NEW YORK (CNNfn) - Mortgage rates, which last week topped 7 percent for the first time in seven months, continued their increases this week, mortgage firm Freddie Mac said Thursday.
For the week ending March 12, interest rates on a 30-year fixed loan jumped to 7.11 percent, up from last week's 7.06 percent. Fifteen-year loans were on the rise as well, hitting 6.75 percent after last week's average of 6.7 percent.
One-year adjustable rates continued their steady climb, averaging 5.88 percent, a substantial jump from last week's 5.74 percent. One-year ARM rates have not been this high since April 18, 1997, when they averaged 5.89 percent
A year ago, the 30-year rate averaged 7.16 percent, the 15-year stood at 6.78 percent and the one-year was 5.7 percent.
"The strength in employment growth and an unexpected jump in consumer credit in January helped push mortgage rates a little higher this week," said Frank Nothaft, deputy chief economist for Freddie Mac. "While long-term interest rates are at the highest level since May of 1998, they are still very affordable, particularly when compared to the 1970s and 1980s."

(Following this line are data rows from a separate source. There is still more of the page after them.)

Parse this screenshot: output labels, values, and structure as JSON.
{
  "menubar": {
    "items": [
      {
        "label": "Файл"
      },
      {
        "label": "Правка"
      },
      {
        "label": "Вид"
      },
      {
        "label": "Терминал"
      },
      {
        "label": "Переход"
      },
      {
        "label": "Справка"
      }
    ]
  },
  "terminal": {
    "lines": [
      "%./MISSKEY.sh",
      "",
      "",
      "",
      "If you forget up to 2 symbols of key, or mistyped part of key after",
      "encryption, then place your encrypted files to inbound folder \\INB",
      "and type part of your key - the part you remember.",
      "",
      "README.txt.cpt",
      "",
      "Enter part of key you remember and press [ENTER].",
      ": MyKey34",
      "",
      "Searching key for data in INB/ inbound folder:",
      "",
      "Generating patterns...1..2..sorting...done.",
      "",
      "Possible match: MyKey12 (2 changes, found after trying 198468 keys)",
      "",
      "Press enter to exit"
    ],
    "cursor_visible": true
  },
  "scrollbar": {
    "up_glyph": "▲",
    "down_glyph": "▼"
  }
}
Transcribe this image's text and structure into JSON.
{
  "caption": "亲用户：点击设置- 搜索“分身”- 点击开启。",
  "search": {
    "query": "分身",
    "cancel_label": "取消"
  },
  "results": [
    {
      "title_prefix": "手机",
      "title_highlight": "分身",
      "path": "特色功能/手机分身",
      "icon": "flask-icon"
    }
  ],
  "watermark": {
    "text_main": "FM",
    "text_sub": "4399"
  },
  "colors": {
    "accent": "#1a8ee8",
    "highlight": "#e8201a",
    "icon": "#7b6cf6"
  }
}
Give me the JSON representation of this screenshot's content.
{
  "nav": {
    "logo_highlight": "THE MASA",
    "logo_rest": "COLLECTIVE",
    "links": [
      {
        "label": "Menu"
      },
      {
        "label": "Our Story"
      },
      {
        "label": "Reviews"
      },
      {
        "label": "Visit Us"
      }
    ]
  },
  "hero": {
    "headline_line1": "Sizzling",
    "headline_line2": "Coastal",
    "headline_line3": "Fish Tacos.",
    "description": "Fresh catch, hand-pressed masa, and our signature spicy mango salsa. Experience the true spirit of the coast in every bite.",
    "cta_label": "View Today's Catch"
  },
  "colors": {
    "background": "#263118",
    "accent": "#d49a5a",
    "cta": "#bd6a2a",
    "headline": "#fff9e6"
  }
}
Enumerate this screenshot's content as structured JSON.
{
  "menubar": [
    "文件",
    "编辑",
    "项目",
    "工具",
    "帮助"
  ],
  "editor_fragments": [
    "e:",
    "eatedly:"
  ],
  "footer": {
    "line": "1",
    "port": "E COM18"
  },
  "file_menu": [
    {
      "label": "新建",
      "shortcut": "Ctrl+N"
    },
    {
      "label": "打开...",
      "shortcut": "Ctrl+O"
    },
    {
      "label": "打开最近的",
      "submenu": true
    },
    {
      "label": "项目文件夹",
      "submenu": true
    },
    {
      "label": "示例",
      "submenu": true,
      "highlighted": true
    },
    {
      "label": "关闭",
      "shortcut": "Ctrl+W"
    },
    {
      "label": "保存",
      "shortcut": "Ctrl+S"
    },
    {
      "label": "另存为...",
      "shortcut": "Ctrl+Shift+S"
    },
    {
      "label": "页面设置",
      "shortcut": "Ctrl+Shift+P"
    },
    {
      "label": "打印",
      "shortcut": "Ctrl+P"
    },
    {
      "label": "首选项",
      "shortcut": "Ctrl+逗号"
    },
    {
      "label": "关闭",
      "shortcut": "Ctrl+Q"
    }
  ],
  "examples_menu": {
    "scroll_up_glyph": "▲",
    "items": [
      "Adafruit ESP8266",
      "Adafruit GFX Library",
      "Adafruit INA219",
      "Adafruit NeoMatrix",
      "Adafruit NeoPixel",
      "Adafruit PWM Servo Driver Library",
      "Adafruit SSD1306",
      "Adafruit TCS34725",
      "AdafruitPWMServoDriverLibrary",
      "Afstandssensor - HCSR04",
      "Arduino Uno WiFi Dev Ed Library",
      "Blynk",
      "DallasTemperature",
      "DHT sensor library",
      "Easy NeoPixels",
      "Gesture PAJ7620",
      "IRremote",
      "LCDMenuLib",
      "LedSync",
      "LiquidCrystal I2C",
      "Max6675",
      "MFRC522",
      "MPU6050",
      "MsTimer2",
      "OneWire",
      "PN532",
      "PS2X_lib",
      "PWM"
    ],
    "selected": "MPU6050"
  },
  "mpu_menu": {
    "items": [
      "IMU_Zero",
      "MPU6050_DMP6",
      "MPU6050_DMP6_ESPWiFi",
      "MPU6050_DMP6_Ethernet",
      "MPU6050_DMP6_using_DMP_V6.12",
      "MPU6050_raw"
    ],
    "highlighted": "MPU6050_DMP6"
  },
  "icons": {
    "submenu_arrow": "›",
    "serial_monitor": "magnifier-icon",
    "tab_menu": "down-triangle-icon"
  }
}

On Monday, Freddie Mac reported the price of U.S. homes rose at an annualized rate of 3.3 percent in the last three months of 1998, the slowest rate of the year. That same day Federal Reserve Chairman Alan Greenspan spoke to the Mortgage Bankers Association in Washington, D.C., noting that mortgage refinancings have fallen off, even though many loans appear ripe for refinancing.
"One wonders how many of those who have not refinanced will do so, even if mortgage rates remain at their current levels," he said.
Tuesday, Greenspan followed up, telling a conference on business access to capital and credit in Arlington, Va. there are "no obvious signs of emerging inflation pressures," allowing the U.S. economic expansion to continue into a ninth year.
Freddie Mac said lenders charged an average 0.8 percent in fees and points on 30-year, 15-year and adjustable mortgages.